Biological treatments and biomarkers in asthma and nasal polyps

Posted: 28th August 2025 | Posted by AdminMR

Biological treatments and biomarkers in asthma and nasal polyps.

Recent developments in the management of asthma and related airway diseases have underscored the growing importance of early biologic therapy, particularly for patients with Global Initiative for Asthma (GINA) step 4 disease. While the application of biologics in GINA step 3 remains under evaluation, emerging registry data may broaden future indications. The rationale for early use is reinforced by the frequent occurrence of chronic rhinosinusitis with nasal polyps (CRSwNP) as a precursor to severe asthma, both conditions sharing type 2 (T2) inflammatory pathways that biologics effectively target.

Management strategies for non-steroidal anti-inflammatory drug (NSAID)-exacerbated respiratory disease (N-ERD) increasingly incorporate biologic therapies alongside traditional approaches. Initial treatment often combines inhaled corticosteroids, long-acting beta agonists, and leukotriene receptor antagonists. Escalation to T2 biologics, including anti–interleukin-5 and anti–interleukin-4 receptor antibodies such as dupilumab, is guided by peripheral eosinophil counts and the severity of concurrent rhinosinusitis.

A central theme in therapeutic evaluation is the distinction between clinical remission and cure remission. Clinical remission reflects disease control achieved while treatment is ongoing, whereas cure remission implies durable control after treatment discontinuation. True cure remission remains rare with biologic agents, with relapses frequently occurring within two to three months of cessation, as demonstrated in post-marketing studies of mepolizumab. In contrast, allergen immunotherapy—whether subcutaneous or sublingual—offers a greater likelihood of long-term remission beyond the treatment period, a distinction that highlights the limitations of biologics in achieving lasting disease modification.

Biomarker research is expanding the precision of treatment selection, particularly in allergen immunotherapy. Studies of Timothy grass immunotherapy have shown that variability in sensitisation profiles and IgG responses strongly influences clinical outcomes. Artificial intelligence–based tools are being developed to analyse complex biomarker datasets with the aim of predicting which patients are likely to respond to therapy. However, these approaches require further validation in large, prospective cohorts to overcome the heterogeneity of disease mechanisms and clinical endpoints.

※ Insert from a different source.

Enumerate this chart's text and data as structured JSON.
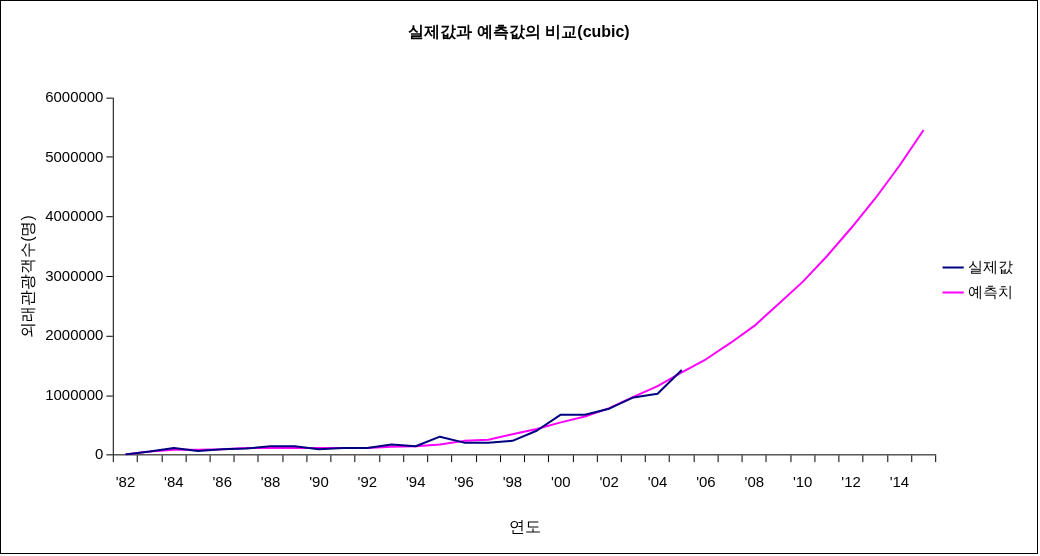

The terminology surrounding remission remains unsettled, as biologic-induced remission differs fundamentally from that achieved after immunotherapy. Greater standardisation of definitions is needed to support consistent interpretation in both research and clinical practice. There is also growing interest in combining biologics with allergen immunotherapy, particularly for severe, mite-sensitised asthma, with the goal of achieving deeper and more durable disease modification. Current evidence, however, is preliminary.

Safety considerations remain an integral part of biologic therapy. Transient peripheral eosinophilia is a recognised effect of treatments such as dupilumab and is usually self-limited, though rare cases of eosinophilic granulomatosis with polyangiitis (EGPA) have been reported. Regional variation exists in thresholds for concern and intervention, underscoring the need for tailored monitoring protocols.

Looking forward, research is beginning to explore cell-based immunomodulatory therapies, including regulatory T lymphocyte–based strategies, though the systemic and polygenic nature of airway disease presents challenges not encountered in oncology. Insights from food allergy research, particularly studies of combined biologic therapy and immunotherapy in children, may provide valuable models for advancing asthma care.

Future priorities include strengthening collaboration between respiratory and ear, nose, and throat specialists to clarify the temporal links between CRSwNP and asthma, as well as designing adequately powered studies to test combination therapies. Efforts should also focus on refining eosinophil monitoring, standardising remission terminology, and validating biomarker algorithms in large, well-phenotyped cohorts to improve patient stratification and treatment outcomes.

References:

• Holguin F, et al. Management of severe asthma: a European Respiratory Society/American Thoracic Society guideline. Eur Respir J. 2020;55(1):1900588. doi:10.1183/13993003.00588-2019.
• Bachert C, et al. Biologics in chronic rhinosinusitis with nasal polyps. J Allergy Clin Immunol. 2022;149(5):1443-1451. doi:10.1016/j.jaci.2022.02.017.
• Wechsler ME, et al. Mepolizumab or placebo for eosinophilic granulomatosis with polyangiitis. N Engl J Med. 2017;376(20):1921-1932. doi:10.1056/NEJMoa1702079.
• Shamji MH, et al. Biomarkers for immunotherapy in allergic disease. J Allergy Clin Immunol. 2017;140(6):1489-1498. doi:10.1016/j.jaci.2017.10.009.
• Agache I, et al. Artificial intelligence and biologicals for allergy. Allergy. 2023;78(2):471-478. doi:10.1111/all.15412.